Figure 4. SIRT1 up-regulates circadian proteins in the SCN and declines with aging.

(A) Typical immunohistochemical staining results and relative signal intensities for BMAL1, PER2 and SIRT1 proteins in the SCN. Sections were prepared from C57BL/6 background mice that were sacrificed at ZT4 (n≥3 mice/genotype). Aged WT mice (22 months) are compared to young BSKO, WT and BSTG mice (5 months). Signal intensities of protein levels were quantitated and are shown relative to wild type (≥ 6 sections). (B) Typical immunohistochemical staining images and relative signal intensities of BMAL1 and SIRT1 proteins in the SCN. Sections were prepared from aged (21 month) or young (4 month) 129 sv background mice that were sacrificed at ZT4 (n≥3).

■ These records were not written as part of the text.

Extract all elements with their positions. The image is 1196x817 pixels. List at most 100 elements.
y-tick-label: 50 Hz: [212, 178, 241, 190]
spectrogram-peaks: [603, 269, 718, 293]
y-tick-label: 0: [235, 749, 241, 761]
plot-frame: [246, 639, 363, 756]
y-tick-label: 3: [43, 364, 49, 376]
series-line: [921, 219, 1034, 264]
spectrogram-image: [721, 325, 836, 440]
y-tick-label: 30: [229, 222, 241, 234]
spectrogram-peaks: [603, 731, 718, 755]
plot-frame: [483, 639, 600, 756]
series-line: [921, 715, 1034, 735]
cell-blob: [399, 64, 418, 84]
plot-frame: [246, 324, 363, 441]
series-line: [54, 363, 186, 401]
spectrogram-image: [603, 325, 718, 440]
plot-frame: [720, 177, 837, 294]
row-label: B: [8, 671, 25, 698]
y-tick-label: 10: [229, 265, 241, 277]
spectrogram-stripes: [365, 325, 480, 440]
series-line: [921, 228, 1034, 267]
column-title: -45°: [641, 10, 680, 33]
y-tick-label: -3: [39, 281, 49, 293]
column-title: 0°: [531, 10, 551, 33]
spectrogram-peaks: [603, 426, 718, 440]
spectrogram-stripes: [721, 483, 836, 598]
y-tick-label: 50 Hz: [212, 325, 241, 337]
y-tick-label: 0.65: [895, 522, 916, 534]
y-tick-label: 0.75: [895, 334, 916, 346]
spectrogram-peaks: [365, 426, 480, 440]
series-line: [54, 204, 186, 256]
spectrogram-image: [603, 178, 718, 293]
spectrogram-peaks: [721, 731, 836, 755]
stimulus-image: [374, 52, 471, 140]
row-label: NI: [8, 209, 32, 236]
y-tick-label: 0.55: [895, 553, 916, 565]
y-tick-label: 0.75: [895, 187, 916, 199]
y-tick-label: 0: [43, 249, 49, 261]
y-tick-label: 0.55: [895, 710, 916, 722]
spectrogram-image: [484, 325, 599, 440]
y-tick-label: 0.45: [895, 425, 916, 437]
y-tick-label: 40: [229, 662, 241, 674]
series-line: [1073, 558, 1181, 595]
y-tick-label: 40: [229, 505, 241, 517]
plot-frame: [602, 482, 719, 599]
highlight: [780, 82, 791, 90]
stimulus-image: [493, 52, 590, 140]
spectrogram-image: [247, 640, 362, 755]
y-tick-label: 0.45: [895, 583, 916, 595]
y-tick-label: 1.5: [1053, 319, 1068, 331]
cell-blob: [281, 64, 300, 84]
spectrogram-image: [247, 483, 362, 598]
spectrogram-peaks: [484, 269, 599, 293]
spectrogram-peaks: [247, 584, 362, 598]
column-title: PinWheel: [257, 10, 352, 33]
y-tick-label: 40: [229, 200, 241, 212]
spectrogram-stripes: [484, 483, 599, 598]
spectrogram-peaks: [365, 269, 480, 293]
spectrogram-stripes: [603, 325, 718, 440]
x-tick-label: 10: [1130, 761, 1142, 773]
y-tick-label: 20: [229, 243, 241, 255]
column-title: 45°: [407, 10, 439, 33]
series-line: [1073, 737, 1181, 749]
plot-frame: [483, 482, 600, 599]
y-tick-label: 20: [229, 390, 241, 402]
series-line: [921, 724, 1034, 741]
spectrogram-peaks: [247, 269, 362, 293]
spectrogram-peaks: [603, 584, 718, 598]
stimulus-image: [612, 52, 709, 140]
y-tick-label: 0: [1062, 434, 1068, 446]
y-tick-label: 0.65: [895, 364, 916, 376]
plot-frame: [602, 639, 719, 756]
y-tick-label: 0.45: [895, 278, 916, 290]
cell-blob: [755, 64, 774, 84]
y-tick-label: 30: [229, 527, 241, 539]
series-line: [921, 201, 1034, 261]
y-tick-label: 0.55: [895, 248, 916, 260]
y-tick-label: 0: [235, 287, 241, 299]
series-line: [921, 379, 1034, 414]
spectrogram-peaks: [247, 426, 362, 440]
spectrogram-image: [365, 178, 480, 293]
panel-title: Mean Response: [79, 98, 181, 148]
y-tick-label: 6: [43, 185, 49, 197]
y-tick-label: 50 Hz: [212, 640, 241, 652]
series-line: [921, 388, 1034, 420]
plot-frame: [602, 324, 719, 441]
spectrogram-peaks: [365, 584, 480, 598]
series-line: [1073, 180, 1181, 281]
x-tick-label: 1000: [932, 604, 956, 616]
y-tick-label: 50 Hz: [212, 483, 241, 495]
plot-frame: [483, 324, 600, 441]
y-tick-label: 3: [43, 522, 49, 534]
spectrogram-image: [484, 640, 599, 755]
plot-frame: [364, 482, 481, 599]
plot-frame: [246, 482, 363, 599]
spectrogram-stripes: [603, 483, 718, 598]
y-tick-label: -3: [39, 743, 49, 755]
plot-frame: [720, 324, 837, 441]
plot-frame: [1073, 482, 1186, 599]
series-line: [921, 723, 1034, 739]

Signal intensities of protein levels were quantitated and are shown relative to young animals (≥ 6 sections). Values represent the mean ± standard deviation. *P<0.05; **P<0.01; t test. (C) Temporal analysis of BMAL1, PER2 and SIRT1 proteins in the SCN. SCN sections were prepared from 3 month-old mice that were sacrificed at indicated time (n≥3 mice/genotype/time point). DAPI stained images were shown to indicate SCN in the BSKO sections. Signal intensities of protein levels were quantitated and are shown relative to wild type (≥ 6 sections). Values represent the mean ± standard deviation. *P<0.05; **P<0.01; t test.